Westlock County is continuing to push for a $2 million project that would see turning lanes installed on Highway 44 near the municipality’s industrial park.

Currently, traffic accessing the site — on Highway 44 — about a kilometre south of Westlock — is required to turn onto and turn off the road in a 100 km/h zone, with no turning lanes.

Council is seeking the changes to enable further development in the estate and to improve safety for motorists after a report recommended stopping growth until access is improved.

“What we’re trying to achieve is to be able to work with the province to get them to at least remove the freeze on development because we have three companies who have explored going into the park,” said county CAO Peter Kelly.

There are two separate options on the table, the installation of turning lanes or a reduced speed limit through the area.

The former is a long-term solution, the latter a quick fix that would enable development to restart.

Alberta Transportation is responsible for the highway and believes that if the county wants turning lanes installed they should pay for them in full.

The department considers the county to be a developer of the land and treats it like any other private enterprise.

“Because it’s a development, we don’t expect Albertans to be paying for a developer’s upgrades,” said Michael Botros, regional director for north central region at Alberta Transport.

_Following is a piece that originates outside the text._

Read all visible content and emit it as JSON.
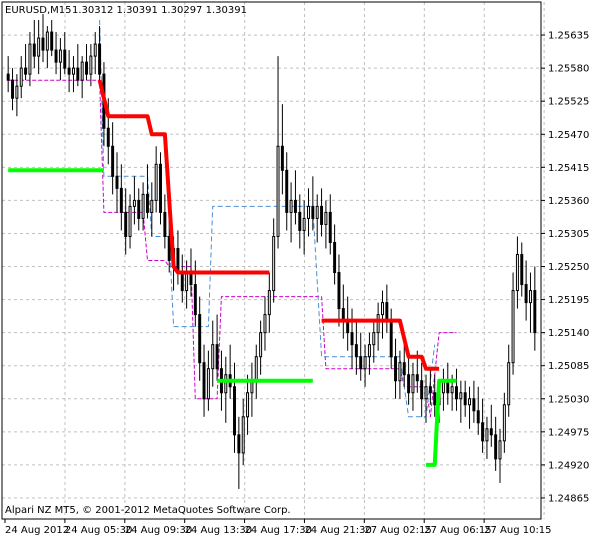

The issue turns on the idea that the park, and not the highway itself, generates increased traffic in the area and is the county’s responsibility. The cost of installing turning lanes is approximately $2 million.

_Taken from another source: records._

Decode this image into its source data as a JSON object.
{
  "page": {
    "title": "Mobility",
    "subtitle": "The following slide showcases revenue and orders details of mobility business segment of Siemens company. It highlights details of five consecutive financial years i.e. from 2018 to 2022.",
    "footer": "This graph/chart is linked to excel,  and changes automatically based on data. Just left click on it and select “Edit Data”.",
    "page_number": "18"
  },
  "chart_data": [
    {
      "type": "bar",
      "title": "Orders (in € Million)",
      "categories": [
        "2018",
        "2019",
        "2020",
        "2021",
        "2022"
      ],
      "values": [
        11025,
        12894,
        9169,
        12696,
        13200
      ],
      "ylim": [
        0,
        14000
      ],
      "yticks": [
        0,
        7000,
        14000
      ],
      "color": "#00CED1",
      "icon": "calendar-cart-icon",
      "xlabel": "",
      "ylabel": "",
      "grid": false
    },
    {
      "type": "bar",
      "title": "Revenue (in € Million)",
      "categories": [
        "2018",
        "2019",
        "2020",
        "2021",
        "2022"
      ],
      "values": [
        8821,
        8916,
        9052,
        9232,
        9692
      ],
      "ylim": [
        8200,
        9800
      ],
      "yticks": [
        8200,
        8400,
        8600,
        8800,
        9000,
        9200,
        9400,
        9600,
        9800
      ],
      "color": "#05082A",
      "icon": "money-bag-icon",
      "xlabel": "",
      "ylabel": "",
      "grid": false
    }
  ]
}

“These costs have to be borne by the developer, in this case, the county,” Botros said.

But county reeve Bud Massey rejects the idea that the county is just another developer.

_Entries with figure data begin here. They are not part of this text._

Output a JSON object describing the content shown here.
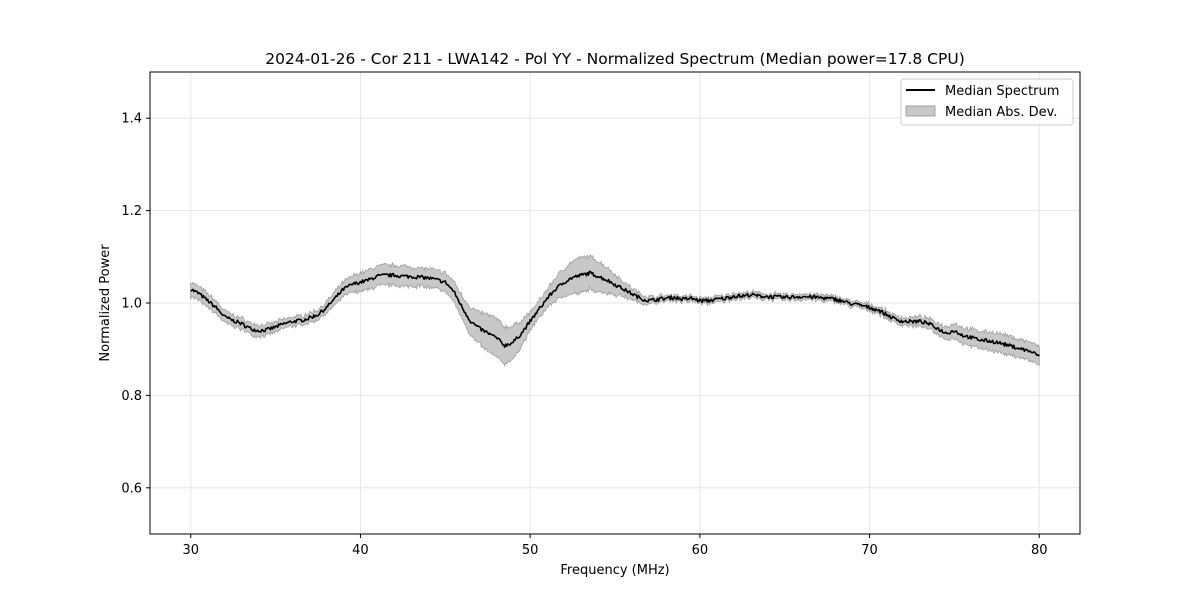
{
  "chart_data": {
    "type": "line",
    "title": "2024-01-26 - Cor 211 - LWA142 - Pol YY - Normalized Spectrum (Median power=17.8 CPU)",
    "xlabel": "Frequency (MHz)",
    "ylabel": "Normalized Power",
    "xlim": [
      27.6,
      82.4
    ],
    "ylim": [
      0.5,
      1.5
    ],
    "x_ticks": [
      30,
      40,
      50,
      60,
      70,
      80
    ],
    "y_ticks": [
      0.6,
      0.8,
      1.0,
      1.2,
      1.4
    ],
    "x_tick_labels": [
      "30",
      "40",
      "50",
      "60",
      "70",
      "80"
    ],
    "y_tick_labels": [
      "0.6",
      "0.8",
      "1.0",
      "1.2",
      "1.4"
    ],
    "grid": true,
    "legend_position": "top-right",
    "colors": {
      "line": "#000000",
      "band": "#c8c8c8",
      "band_edge": "#a0a0a0",
      "grid": "#e6e6e6"
    },
    "series": [
      {
        "name": "Median Spectrum",
        "x": [
          30,
          30.5,
          31,
          31.5,
          32,
          32.5,
          33,
          33.5,
          34,
          34.5,
          35,
          35.5,
          36,
          36.5,
          37,
          37.5,
          38,
          38.5,
          39,
          39.5,
          40,
          40.5,
          41,
          41.5,
          42,
          42.5,
          43,
          43.5,
          44,
          44.5,
          45,
          45.5,
          46,
          46.5,
          47,
          47.5,
          48,
          48.5,
          49,
          49.5,
          50,
          50.5,
          51,
          51.5,
          52,
          52.5,
          53,
          53.5,
          54,
          54.5,
          55,
          55.5,
          56,
          56.5,
          57,
          57.5,
          58,
          58.5,
          59,
          59.5,
          60,
          60.5,
          61,
          61.5,
          62,
          62.5,
          63,
          63.5,
          64,
          64.5,
          65,
          65.5,
          66,
          66.5,
          67,
          67.5,
          68,
          68.5,
          69,
          69.5,
          70,
          70.5,
          71,
          71.5,
          72,
          72.5,
          73,
          73.5,
          74,
          74.5,
          75,
          75.5,
          76,
          76.5,
          77,
          77.5,
          78,
          78.5,
          79,
          79.5,
          80
        ],
        "values": [
          1.03,
          1.02,
          1.005,
          0.99,
          0.97,
          0.962,
          0.955,
          0.945,
          0.94,
          0.942,
          0.948,
          0.955,
          0.96,
          0.962,
          0.968,
          0.975,
          0.99,
          1.01,
          1.03,
          1.04,
          1.045,
          1.05,
          1.058,
          1.06,
          1.06,
          1.058,
          1.057,
          1.056,
          1.054,
          1.05,
          1.045,
          1.025,
          0.99,
          0.96,
          0.945,
          0.935,
          0.925,
          0.908,
          0.915,
          0.935,
          0.96,
          0.985,
          1.01,
          1.03,
          1.045,
          1.055,
          1.06,
          1.065,
          1.058,
          1.05,
          1.04,
          1.03,
          1.02,
          1.01,
          1.005,
          1.008,
          1.01,
          1.012,
          1.008,
          1.01,
          1.005,
          1.005,
          1.008,
          1.01,
          1.015,
          1.015,
          1.018,
          1.015,
          1.014,
          1.013,
          1.012,
          1.013,
          1.014,
          1.013,
          1.012,
          1.01,
          1.008,
          1.003,
          0.998,
          0.995,
          0.99,
          0.985,
          0.975,
          0.965,
          0.96,
          0.96,
          0.96,
          0.955,
          0.945,
          0.935,
          0.94,
          0.93,
          0.925,
          0.92,
          0.918,
          0.915,
          0.91,
          0.905,
          0.9,
          0.895,
          0.885
        ]
      },
      {
        "name": "Median Abs. Dev.",
        "x": [
          30,
          30.5,
          31,
          31.5,
          32,
          32.5,
          33,
          33.5,
          34,
          34.5,
          35,
          35.5,
          36,
          36.5,
          37,
          37.5,
          38,
          38.5,
          39,
          39.5,
          40,
          40.5,
          41,
          41.5,
          42,
          42.5,
          43,
          43.5,
          44,
          44.5,
          45,
          45.5,
          46,
          46.5,
          47,
          47.5,
          48,
          48.5,
          49,
          49.5,
          50,
          50.5,
          51,
          51.5,
          52,
          52.5,
          53,
          53.5,
          54,
          54.5,
          55,
          55.5,
          56,
          56.5,
          57,
          57.5,
          58,
          58.5,
          59,
          59.5,
          60,
          60.5,
          61,
          61.5,
          62,
          62.5,
          63,
          63.5,
          64,
          64.5,
          65,
          65.5,
          66,
          66.5,
          67,
          67.5,
          68,
          68.5,
          69,
          69.5,
          70,
          70.5,
          71,
          71.5,
          72,
          72.5,
          73,
          73.5,
          74,
          74.5,
          75,
          75.5,
          76,
          76.5,
          77,
          77.5,
          78,
          78.5,
          79,
          79.5,
          80
        ],
        "deviation": [
          0.015,
          0.015,
          0.015,
          0.014,
          0.013,
          0.012,
          0.012,
          0.012,
          0.012,
          0.011,
          0.011,
          0.01,
          0.01,
          0.01,
          0.01,
          0.011,
          0.012,
          0.014,
          0.016,
          0.018,
          0.02,
          0.021,
          0.022,
          0.022,
          0.022,
          0.022,
          0.021,
          0.02,
          0.02,
          0.02,
          0.02,
          0.022,
          0.025,
          0.03,
          0.035,
          0.04,
          0.042,
          0.04,
          0.035,
          0.028,
          0.02,
          0.018,
          0.02,
          0.025,
          0.03,
          0.035,
          0.038,
          0.036,
          0.033,
          0.028,
          0.022,
          0.016,
          0.012,
          0.01,
          0.008,
          0.007,
          0.006,
          0.006,
          0.006,
          0.006,
          0.006,
          0.006,
          0.006,
          0.006,
          0.006,
          0.006,
          0.006,
          0.006,
          0.006,
          0.006,
          0.006,
          0.006,
          0.006,
          0.006,
          0.006,
          0.006,
          0.006,
          0.006,
          0.006,
          0.006,
          0.007,
          0.007,
          0.008,
          0.008,
          0.008,
          0.009,
          0.01,
          0.011,
          0.012,
          0.014,
          0.016,
          0.017,
          0.018,
          0.019,
          0.02,
          0.02,
          0.02,
          0.02,
          0.02,
          0.02,
          0.02
        ]
      }
    ]
  }
}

“I’m surprised. I would have hoped being two governmental bodies, we would be working more cooperatively,” he said.

“If we raise our taxes one-per-cent, we capture about $100,000. If we had to finance, through our tax dollars, those change lanes that would be a 20 per cent tax increase,” said Massey.

The county needs to sell more lots to raise funds for the improvements but it can’t sell more until the ban on further development is lifted.

In the interim there is scope to reduce the speed limit in the area from 100 km/h to 70 km/h, which would essentially extend the 70 km/h zone from the corporate limits of Westlock by about a kilometre.

Yet that too comes with issues of its own. Botros believes that extending the 70 km/h zone will raise issues with driver compliance and that the location of the estate within a rural area lacks the indicators Albertans use to manage their speed.

“The visual cue to anybody driving on the highway is ‘I should be able to do 100 km/h’,” Botros said. “We know that the Town of Westlock is a couple of miles away, so there are no visual cues that drivers would need to slow down.”

The county’s industrial park is about a kilometre south of the town’s corporate limits and the current 70 km/h zone starts and finishes just south of there.

Alberta Transportation is currently conducting a review on the speed limit on Highway 44 at the site of the park, but is unwilling to say when the report would be completed.

Councillors recently raised the issue in a recent meeting with transportation minister Wayne Drysdale.

“We’ve been working with the department of transportation and it’s now been moved to the ministers level, so we’ve had some very good conversations in the past and we’re looking forward to resolving the issue,” Massey said.

“I’m hopeful, that with the minister’s involvement, we’ll move forward in a positive way,” he said.

The county wants development restarted in the industrial park to help economic growth in the county.

“We’re have been attempting to work with the provincial government to say that if we reduce the speed limit that would be a modification that would allow us to continue the development in the park,” Massey said.

“It would have economic stimuli for the community, perhaps create jobs and create an additional tax base.”